Open AccessFc-engineered antibodies with immune effector functions completely abolished
Author(s) -
Ian Wilkinson,
Stephen F. Anderson,
Jeremy Fry,
Louis Julien,
David C. A. Neville,
Omar Qureshi,
Gary Watts,
Geoff Hale
Publication year - 2021
Publication title -
plos one
Language(s) - English
Resource type - Journals
SCImago Journal Rank - 0.99
H-Index - 332
ISSN - 1932-6203
DOI - 10.1371/journal.pone.0260954
Subject(s) - immunogenicity , antibody , receptor , immunoglobulin fc fragments , fusion protein , fragment crystallizable region , immune system , protein engineering , immunoglobulin g , effector , cytokine , microbiology and biotechnology , biology , immunology , chemistry , computational biology , biochemistry , recombinant dna , gene , enzyme
Elimination of the binding of immunoglobulin Fc to Fc gamma receptors (FcγR) is highly desirable for the avoidance of unwanted inflammatory responses to therapeutic antibodies and fusion proteins.

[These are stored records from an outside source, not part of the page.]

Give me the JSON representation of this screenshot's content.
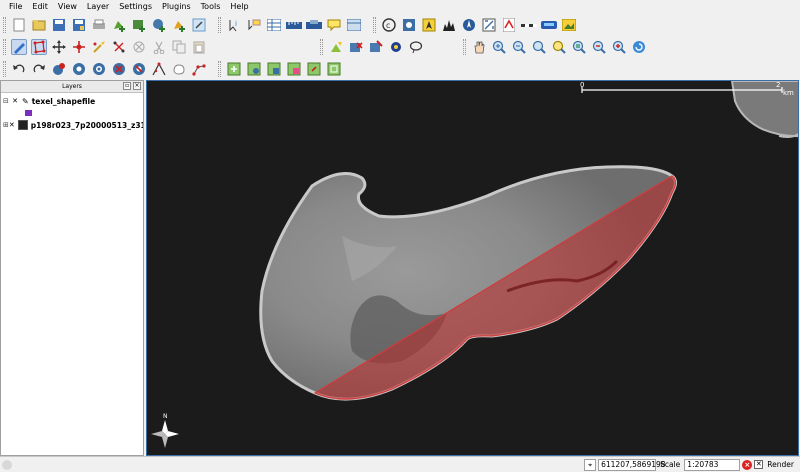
{
  "menu": [
    "File",
    "Edit",
    "View",
    "Layer",
    "Settings",
    "Plugins",
    "Tools",
    "Help"
  ],
  "toolbar1": {
    "file_group": [
      "new-project-icon",
      "open-project-icon",
      "save-project-icon",
      "save-as-icon",
      "print-icon",
      "add-vector-layer-icon",
      "add-raster-layer-icon",
      "add-postgis-layer-icon",
      "new-vector-layer-icon",
      "remove-layer-icon"
    ],
    "view_group": [
      "identify-icon",
      "map-tips-icon",
      "attribute-table-icon",
      "measure-line-icon",
      "measure-area-icon",
      "annotation-icon",
      "open-table-icon"
    ],
    "plugin_group": [
      "copyright-label-icon",
      "gps-icon",
      "north-arrow-icon",
      "histogram-icon",
      "compass-icon",
      "georeferencer-icon",
      "pdf-icon",
      "scale-bar-icon",
      "grass-icon",
      "image-icon"
    ]
  },
  "toolbar2": {
    "digitize_group": [
      "toggle-editing-icon",
      "capture-polygon-icon",
      "move-feature-icon",
      "node-tool-icon",
      "split-features-icon",
      "delete-selected-icon",
      "delete-icon",
      "cut-features-icon",
      "copy-features-icon",
      "paste-features-icon"
    ],
    "select_group": [
      "add-point-icon",
      "add-line-icon",
      "select-features-icon",
      "settings-gear-icon",
      "lasso-icon"
    ],
    "nav_group": [
      "pan-icon",
      "zoom-in-icon",
      "zoom-out-icon",
      "zoom-full-icon",
      "zoom-selection-icon",
      "zoom-layer-icon",
      "zoom-last-icon",
      "zoom-actual-icon",
      "refresh-icon"
    ]
  },
  "toolbar3": {
    "advanced_group": [
      "undo-icon",
      "redo-icon",
      "simplify-icon",
      "add-ring-icon",
      "add-island-icon",
      "delete-ring-icon",
      "delete-part-icon",
      "reshape-icon",
      "split-icon",
      "merge-icon"
    ],
    "label_group": [
      "label-icon",
      "label-pin-icon",
      "label-show-icon",
      "label-move-icon",
      "label-rotate-icon",
      "label-change-icon"
    ]
  },
  "layers_panel": {
    "title": "Layers",
    "items": [
      {
        "name": "texel_shapefile",
        "checked": "✕",
        "expanded": "⊟"
      },
      {
        "name": "p198r023_7p20000513_z31...",
        "checked": "✕",
        "expanded": "⊞"
      }
    ]
  },
  "map": {
    "scale_bar_start": "0",
    "scale_bar_end": "2",
    "scale_bar_unit": "km",
    "background_color": "#1b1b1b",
    "selection_color": "#c0282a"
  },
  "statusbar": {
    "coordinates": "611207,5869198",
    "scale_label": "Scale",
    "scale_value": "1:20783",
    "render_label": "Render",
    "render_checked": "✕"
  }
}
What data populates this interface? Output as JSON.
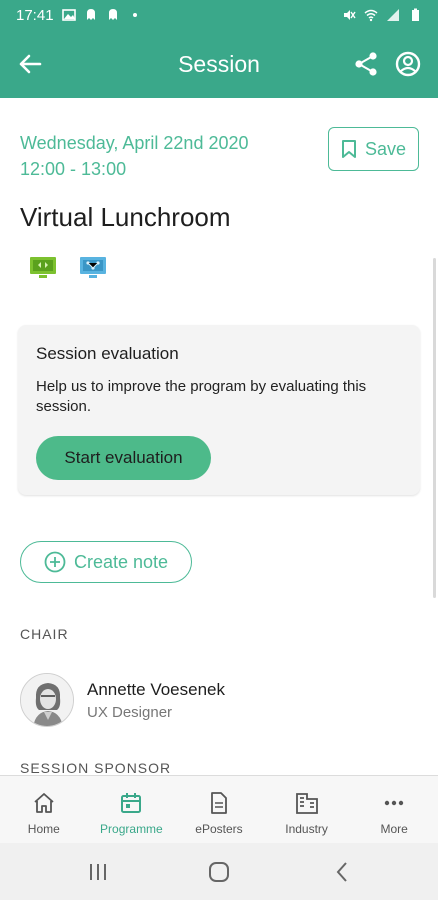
{
  "status_bar": {
    "time": "17:41",
    "left_icons": [
      "gallery-icon",
      "notification-icon",
      "notification-icon",
      "dot-icon"
    ],
    "right_icons": [
      "mute-icon",
      "wifi-icon",
      "signal-icon",
      "battery-icon"
    ]
  },
  "app_bar": {
    "title": "Session",
    "back_icon": "arrow-left-icon",
    "share_icon": "share-icon",
    "account_icon": "account-circle-icon",
    "color": "#3aa88a"
  },
  "session": {
    "date": "Wednesday, April 22nd 2020",
    "time": "12:00 - 13:00",
    "title": "Virtual Lunchroom",
    "save_label": "Save",
    "badges": [
      "virtual-screen-icon",
      "network-screen-icon"
    ]
  },
  "evaluation": {
    "title": "Session evaluation",
    "text": "Help us to improve the program by evaluating this session.",
    "button": "Start evaluation"
  },
  "note": {
    "button": "Create note"
  },
  "chair": {
    "label": "CHAIR",
    "name": "Annette Voesenek",
    "role": "UX Designer"
  },
  "sponsor": {
    "label": "SESSION SPONSOR"
  },
  "bottom_nav": {
    "items": [
      {
        "label": "Home",
        "icon": "home-icon"
      },
      {
        "label": "Programme",
        "icon": "calendar-icon",
        "active": true
      },
      {
        "label": "ePosters",
        "icon": "document-icon"
      },
      {
        "label": "Industry",
        "icon": "building-icon"
      },
      {
        "label": "More",
        "icon": "more-icon"
      }
    ]
  },
  "colors": {
    "accent": "#4dba97",
    "header": "#3aa88a",
    "button_fill": "#4dba8a"
  }
}
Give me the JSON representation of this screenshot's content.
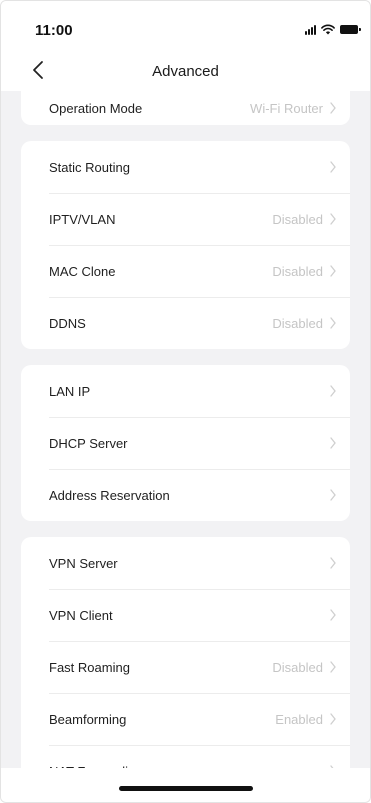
{
  "status_bar": {
    "time": "11:00"
  },
  "header": {
    "title": "Advanced"
  },
  "sections": [
    {
      "items": [
        {
          "label": "Operation Mode",
          "value": "Wi-Fi Router"
        }
      ]
    },
    {
      "items": [
        {
          "label": "Static Routing",
          "value": ""
        },
        {
          "label": "IPTV/VLAN",
          "value": "Disabled"
        },
        {
          "label": "MAC Clone",
          "value": "Disabled"
        },
        {
          "label": "DDNS",
          "value": "Disabled"
        }
      ]
    },
    {
      "items": [
        {
          "label": "LAN IP",
          "value": ""
        },
        {
          "label": "DHCP Server",
          "value": ""
        },
        {
          "label": "Address Reservation",
          "value": ""
        }
      ]
    },
    {
      "items": [
        {
          "label": "VPN Server",
          "value": ""
        },
        {
          "label": "VPN Client",
          "value": ""
        },
        {
          "label": "Fast Roaming",
          "value": "Disabled"
        },
        {
          "label": "Beamforming",
          "value": "Enabled"
        },
        {
          "label": "NAT Forwarding",
          "value": ""
        }
      ]
    }
  ]
}
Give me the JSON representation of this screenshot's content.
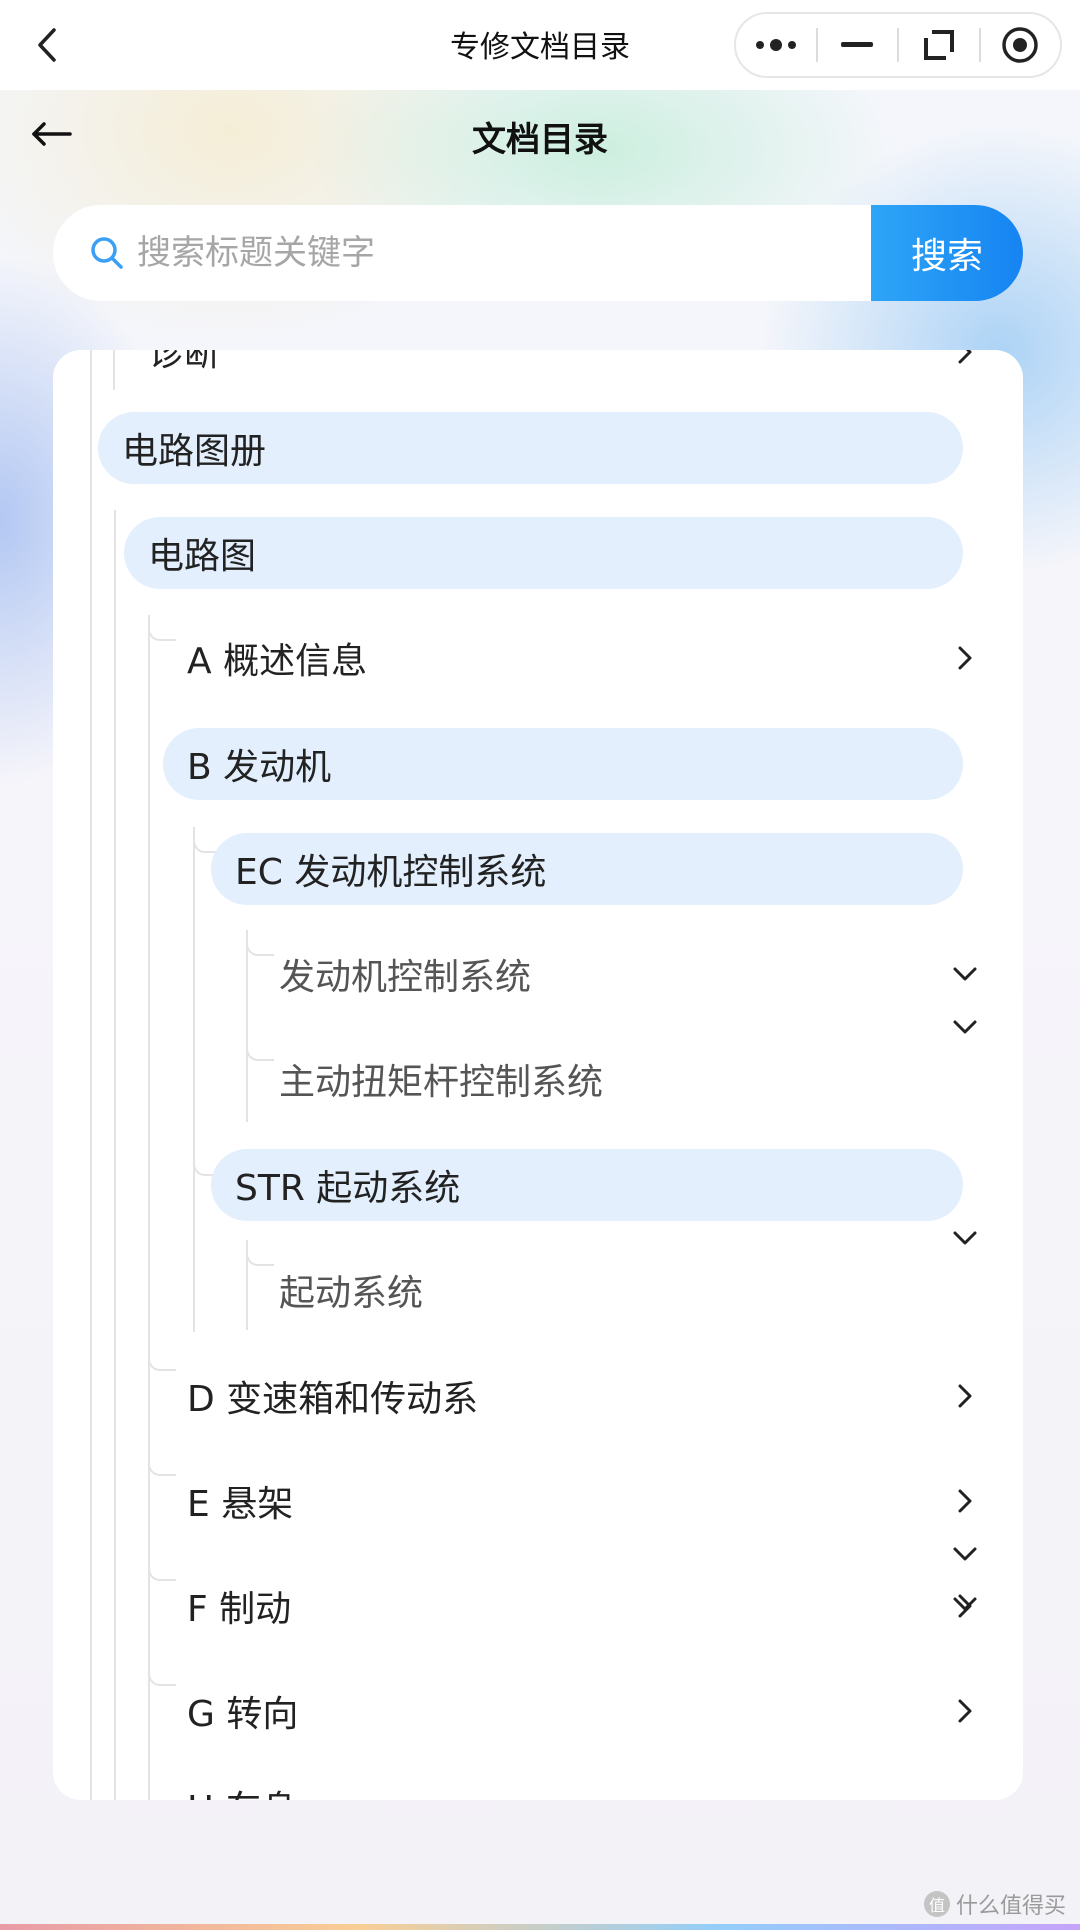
{
  "topbar": {
    "title": "专修文档目录"
  },
  "header": {
    "title": "文档目录"
  },
  "search": {
    "placeholder": "搜索标题关键字",
    "button_label": "搜索"
  },
  "tree": {
    "partial_top": "诊断",
    "items": [
      {
        "label": "电路图册",
        "level": 0,
        "highlight": true
      },
      {
        "label": "电路图",
        "level": 1,
        "highlight": true
      },
      {
        "label": "A 概述信息",
        "level": 2,
        "chevron": "right"
      },
      {
        "label": "B 发动机",
        "level": 2,
        "highlight": true
      },
      {
        "label": "EC 发动机控制系统",
        "level": 3,
        "highlight": true
      },
      {
        "label": "发动机控制系统",
        "level": 4,
        "chevron": "down"
      },
      {
        "label": "主动扭矩杆控制系统",
        "level": 4,
        "chevron": "down"
      },
      {
        "label": "STR 起动系统",
        "level": 3,
        "highlight": true
      },
      {
        "label": "起动系统",
        "level": 4,
        "chevron": "down"
      },
      {
        "label": "D 变速箱和传动系",
        "level": 2,
        "chevron": "right"
      },
      {
        "label": "E 悬架",
        "level": 2,
        "chevron": "right"
      },
      {
        "label": "F 制动",
        "level": 2,
        "chevron": "right"
      },
      {
        "label": "G 转向",
        "level": 2,
        "chevron": "right"
      }
    ],
    "partial_bottom": "H 车身"
  },
  "watermark": {
    "text": "什么值得买",
    "logo": "值"
  },
  "colors": {
    "accent": "#1684f2",
    "highlight_bg": "#e3effd",
    "tree_line": "#e3e3e3"
  }
}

Many different approaches have been described in the literature but none of them completely eliminates binding to all of the Fcγ receptors. Here we describe a set of novel variants having specific amino acid substitutions in the Fc region at L234 and L235 combined with the substitution G236R. They show no detectable binding to Fcγ receptors or to C1q, are inactive in functional cell-based assays and do not elicit inflammatory cytokine responses. Meanwhile, binding to FcRn, manufacturability, stability and potential for immunogenicity are unaffected. These variants have the potential to improve the safety and efficacy of therapeutic antibodies and Fc fusion proteins.